Tracie began her career working in the trauma unit at Saint Louis University Hospital in Missouri, where she stayed for three years. That is where she met Chris. The Burchetts moved to Louisville in 2012, returning Chris to his childhood roots. Tracie then made the transition to University of Louisville Hospital. Besides spending time in the trauma unit, Tracie also worked in the float pool.
“You’re working with medical patients, oncology patients, and sometimes I’d go to specialty units like endoscopy or the cancer center,” she says. “Basically you have to be very flexible if someone calls in sick or goes on vacation.”
Tracie says she enjoyed working in the oncology department.
“The atmosphere is a little bit different and the patients are so strong and hopeful, and appreciative about their care,” she says. “You feel really good about caring for them and helping them get through this hard time.”
After working in the float pool Tracie went to the emergency department, where she stayed for five years.
“I went there in 2016 and I was at University Hospital so I was back with my trauma patients, and eventually was the charge nurse for my shift for two years,” she says.

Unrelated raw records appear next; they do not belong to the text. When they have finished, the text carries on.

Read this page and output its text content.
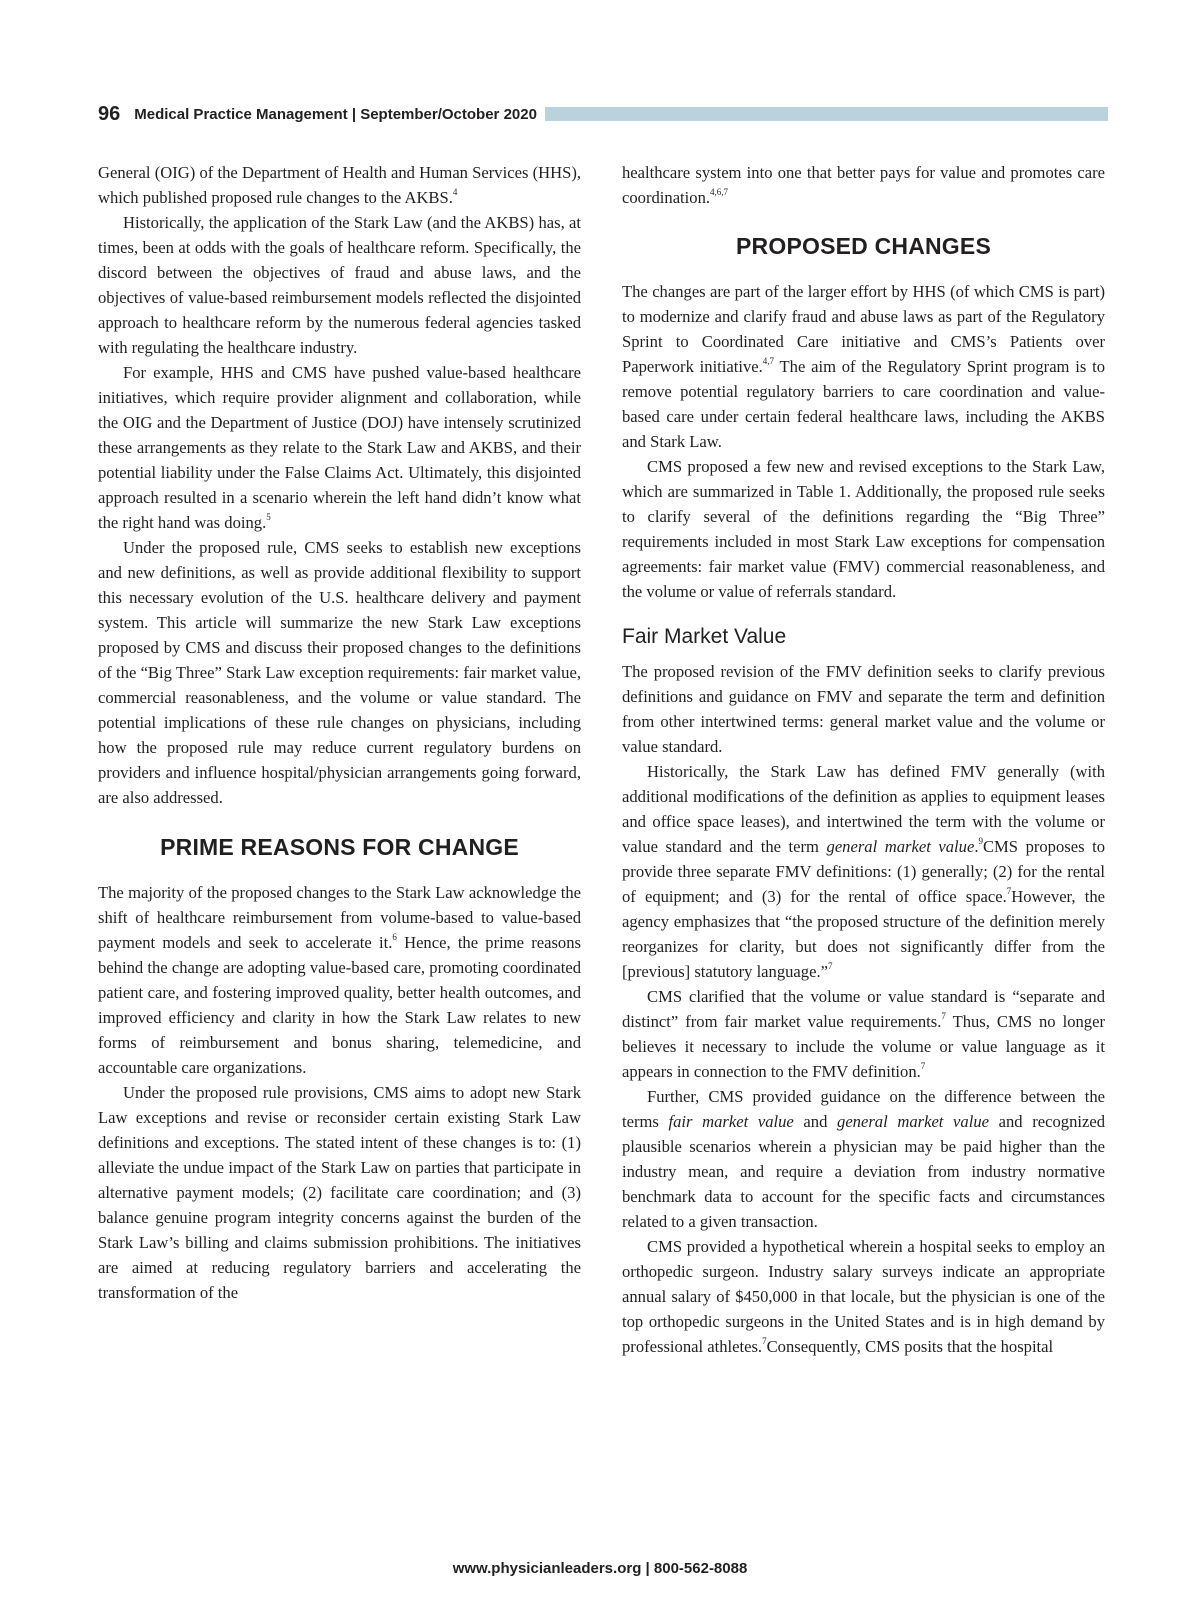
96 Medical Practice Management | September/October 2020

General (OIG) of the Department of Health and Human Services (HHS), which published proposed rule changes to the AKBS.$^4$

Historically, the application of the Stark Law (and the AKBS) has, at times, been at odds with the goals of healthcare reform. Specifically, the discord between the objectives of fraud and abuse laws, and the objectives of value-based reimbursement models reflected the disjointed approach to healthcare reform by the numerous federal agencies tasked with regulating the healthcare industry.

For example, HHS and CMS have pushed value-based healthcare initiatives, which require provider alignment and collaboration, while the OIG and the Department of Justice (DOJ) have intensely scrutinized these arrangements as they relate to the Stark Law and AKBS, and their potential liability under the False Claims Act. Ultimately, this disjointed approach resulted in a scenario wherein the left hand didn’t know what the right hand was doing.$^5$

Under the proposed rule, CMS seeks to establish new exceptions and new definitions, as well as provide additional flexibility to support this necessary evolution of the U.S. healthcare delivery and payment system. This article will summarize the new Stark Law exceptions proposed by CMS and discuss their proposed changes to the definitions of the “Big Three” Stark Law exception requirements: fair market value, commercial reasonableness, and the volume or value standard. The potential implications of these rule changes on physicians, including how the proposed rule may reduce current regulatory burdens on providers and influence hospital/physician arrangements going forward, are also addressed.

PRIME REASONS FOR CHANGE

The majority of the proposed changes to the Stark Law acknowledge the shift of healthcare reimbursement from volume-based to value-based payment models and seek to accelerate it.$^6$ Hence, the prime reasons behind the change are adopting value-based care, promoting coordinated patient care, and fostering improved quality, better health outcomes, and improved efficiency and clarity in how the Stark Law relates to new forms of reimbursement and bonus sharing, telemedicine, and accountable care organizations.

Under the proposed rule provisions, CMS aims to adopt new Stark Law exceptions and revise or reconsider certain existing Stark Law definitions and exceptions. The stated intent of these changes is to: (1) alleviate the undue impact of the Stark Law on parties that participate in alternative payment models; (2) facilitate care coordination; and (3) balance genuine program integrity concerns against the burden of the Stark Law’s billing and claims submission prohibitions. The initiatives are aimed at reducing regulatory barriers and accelerating the transformation of the

healthcare system into one that better pays for value and promotes care coordination.$^{4,6,7}$

PROPOSED CHANGES

The changes are part of the larger effort by HHS (of which CMS is part) to modernize and clarify fraud and abuse laws as part of the Regulatory Sprint to Coordinated Care initiative and CMS’s Patients over Paperwork initiative.$^{4,7}$ The aim of the Regulatory Sprint program is to remove potential regulatory barriers to care coordination and value-based care under certain federal healthcare laws, including the AKBS and Stark Law.

CMS proposed a few new and revised exceptions to the Stark Law, which are summarized in Table 1. Additionally, the proposed rule seeks to clarify several of the definitions regarding the “Big Three” requirements included in most Stark Law exceptions for compensation agreements: fair market value (FMV) commercial reasonableness, and the volume or value of referrals standard.

Fair Market Value

The proposed revision of the FMV definition seeks to clarify previous definitions and guidance on FMV and separate the term and definition from other intertwined terms: general market value and the volume or value standard.

Historically, the Stark Law has defined FMV generally (with additional modifications of the definition as applies to equipment leases and office space leases), and intertwined the term with the volume or value standard and the term general market value.$^9$CMS proposes to provide three separate FMV definitions: (1) generally; (2) for the rental of equipment; and (3) for the rental of office space.$^7$However, the agency emphasizes that “the proposed structure of the definition merely reorganizes for clarity, but does not significantly differ from the [previous] statutory language.”$^7$

CMS clarified that the volume or value standard is “separate and distinct” from fair market value requirements.$^7$ Thus, CMS no longer believes it necessary to include the volume or value language as it appears in connection to the FMV definition.$^7$

Further, CMS provided guidance on the difference between the terms fair market value and general market value and recognized plausible scenarios wherein a physician may be paid higher than the industry mean, and require a deviation from industry normative benchmark data to account for the specific facts and circumstances related to a given transaction.

CMS provided a hypothetical wherein a hospital seeks to employ an orthopedic surgeon. Industry salary surveys indicate an appropriate annual salary of $450,000 in that locale, but the physician is one of the top orthopedic surgeons in the United States and is in high demand by professional athletes.$^7$Consequently, CMS posits that the hospital

www.physicianleaders.org | 800-562-8088
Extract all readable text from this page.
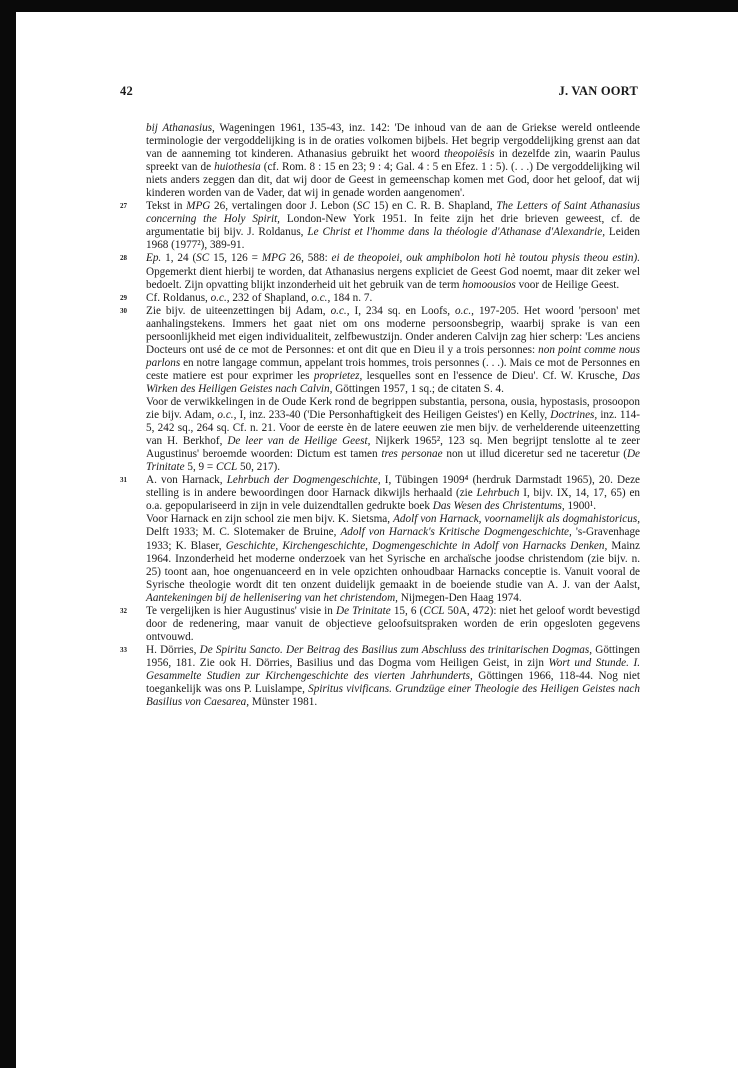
42	J. VAN OORT

bij Athanasius, Wageningen 1961, 135-43, inz. 142: 'De inhoud van de aan de Griekse wereld ontleende terminologie der vergoddelijking is in de oraties volkomen bijbels. Het begrip vergoddelijking grenst aan dat van de aanneming tot kinderen. Athanasius gebruikt het woord theopoiêsis in dezelfde zin, waarin Paulus spreekt van de huiothesia (cf. Rom. 8 : 15 en 23; 9 : 4; Gal. 4 : 5 en Efez. 1 : 5). (. . .) De vergoddelijking wil niets anders zeggen dan dit, dat wij door de Geest in gemeenschap komen met God, door het geloof, dat wij kinderen worden van de Vader, dat wij in genade worden aangenomen'.

27	Tekst in MPG 26, vertalingen door J. Lebon (SC 15) en C. R. B. Shapland, The Letters of Saint Athanasius concerning the Holy Spirit, London-New York 1951. In feite zijn het drie brieven geweest, cf. de argumentatie bij bijv. J. Roldanus, Le Christ et l'homme dans la théologie d'Athanase d'Alexandrie, Leiden 1968 (1977²), 389-91.

28	Ep. 1, 24 (SC 15, 126 = MPG 26, 588: ei de theopoiei, ouk amphibolon hoti hè toutou physis theou estin). Opgemerkt dient hierbij te worden, dat Athanasius nergens expliciet de Geest God noemt, maar dit zeker wel bedoelt. Zijn opvatting blijkt inzonderheid uit het gebruik van de term homoousios voor de Heilige Geest.

29	Cf. Roldanus, o.c., 232 of Shapland, o.c., 184 n. 7.

30	Zie bijv. de uiteenzettingen bij Adam, o.c., I, 234 sq. en Loofs, o.c., 197-205. Het woord 'persoon' met aanhalingstekens. Immers het gaat niet om ons moderne persoonsbegrip, waarbij sprake is van een persoonlijkheid met eigen individualiteit, zelfbewustzijn. Onder anderen Calvijn zag hier scherp: 'Les anciens Docteurs ont usé de ce mot de Personnes: et ont dit que en Dieu il y a trois personnes: non point comme nous parlons en notre langage commun, appelant trois hommes, trois personnes (. . .). Mais ce mot de Personnes en ceste matiere est pour exprimer les proprietez, lesquelles sont en l'essence de Dieu'. Cf. W. Krusche, Das Wirken des Heiligen Geistes nach Calvin, Göttingen 1957, 1 sq.; de citaten S. 4.

Voor de verwikkelingen in de Oude Kerk rond de begrippen substantia, persona, ousia, hypostasis, prosoopon zie bijv. Adam, o.c., I, inz. 233-40 ('Die Personhaftigkeit des Heiligen Geistes') en Kelly, Doctrines, inz. 114-5, 242 sq., 264 sq. Cf. n. 21. Voor de eerste èn de latere eeuwen zie men bijv. de verhelderende uiteenzetting van H. Berkhof, De leer van de Heilige Geest, Nijkerk 1965², 123 sq. Men begrijpt tenslotte al te zeer Augustinus' beroemde woorden: Dictum est tamen tres personae non ut illud diceretur sed ne taceretur (De Trinitate 5, 9 = CCL 50, 217).

31	A. von Harnack, Lehrbuch der Dogmengeschichte, I, Tübingen 1909⁴ (herdruk Darmstadt 1965), 20. Deze stelling is in andere bewoordingen door Harnack dikwijls herhaald (zie Lehrbuch I, bijv. IX, 14, 17, 65) en o.a. gepopulariseerd in zijn in vele duizendtallen gedrukte boek Das Wesen des Christentums, 1900¹.

Voor Harnack en zijn school zie men bijv. K. Sietsma, Adolf von Harnack, voornamelijk als dogmahistoricus, Delft 1933; M. C. Slotemaker de Bruine, Adolf von Harnack's Kritische Dogmengeschichte, 's-Gravenhage 1933; K. Blaser, Geschichte, Kirchengeschichte, Dogmengeschichte in Adolf von Harnacks Denken, Mainz 1964. Inzonderheid het moderne onderzoek van het Syrische en archaïsche joodse christendom (zie bijv. n. 25) toont aan, hoe ongenuanceerd en in vele opzichten onhoudbaar Harnacks conceptie is. Vanuit vooral de Syrische theologie wordt dit ten onzent duidelijk gemaakt in de boeiende studie van A. J. van der Aalst, Aantekeningen bij de hellenisering van het christendom, Nijmegen-Den Haag 1974.

32	Te vergelijken is hier Augustinus' visie in De Trinitate 15, 6 (CCL 50A, 472): niet het geloof wordt bevestigd door de redenering, maar vanuit de objectieve geloofsuitspraken worden de erin opgesloten gegevens ontvouwd.

33	H. Dörries, De Spiritu Sancto. Der Beitrag des Basilius zum Abschluss des trinitarischen Dogmas, Göttingen 1956, 181. Zie ook H. Dörries, Basilius und das Dogma vom Heiligen Geist, in zijn Wort und Stunde. I. Gesammelte Studien zur Kirchengeschichte des vierten Jahrhunderts, Göttingen 1966, 118-44. Nog niet toegankelijk was ons P. Luislampe, Spiritus vivificans. Grundzüge einer Theologie des Heiligen Geistes nach Basilius von Caesarea, Münster 1981.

“Just last May I started a new position in our trauma institute doing trauma education,” she continues. “In that role I teach new nurses, I help facilitate the trauma education of all the physicians in the hospital, and I continue to educate the nurses who are there. I also go out into the community and educate EMS and other hospitals about trauma care and how to take care of patients before they come to us.”
“A wonderful, caring nurse is absolutely priceless to patient care,” Lynn says. “It is the most important part of hospital care. I believe a good nurse determines the outcome. It’s even harder now for those nurses to achieve the kind of care they want to provide, because care has been fragmented in such a way that it’s often harder for the nurses to be at the bedside as much as they like.”
Lynn says nurses are the eyes and ears of the doctors when the doctors can’t be with the patients.
“We can’t be there 24/7 and the nurses are, and they are the ones who relay the information to us and tell when to be worried, and it is so incredibly helpful,” she says. “I can’t emphasize enough how important it is that we acknowledge the importance of our nurses at the bedside.”
When asked how the community can show support for nurses and medical personnel, Tracie recommends simply walking up and saying thanks.
“A lot of times we say thank-you to the military and say thank-you to our service workers,” Tracie says. “It’s the same thing, just say thank-you to nurses too.”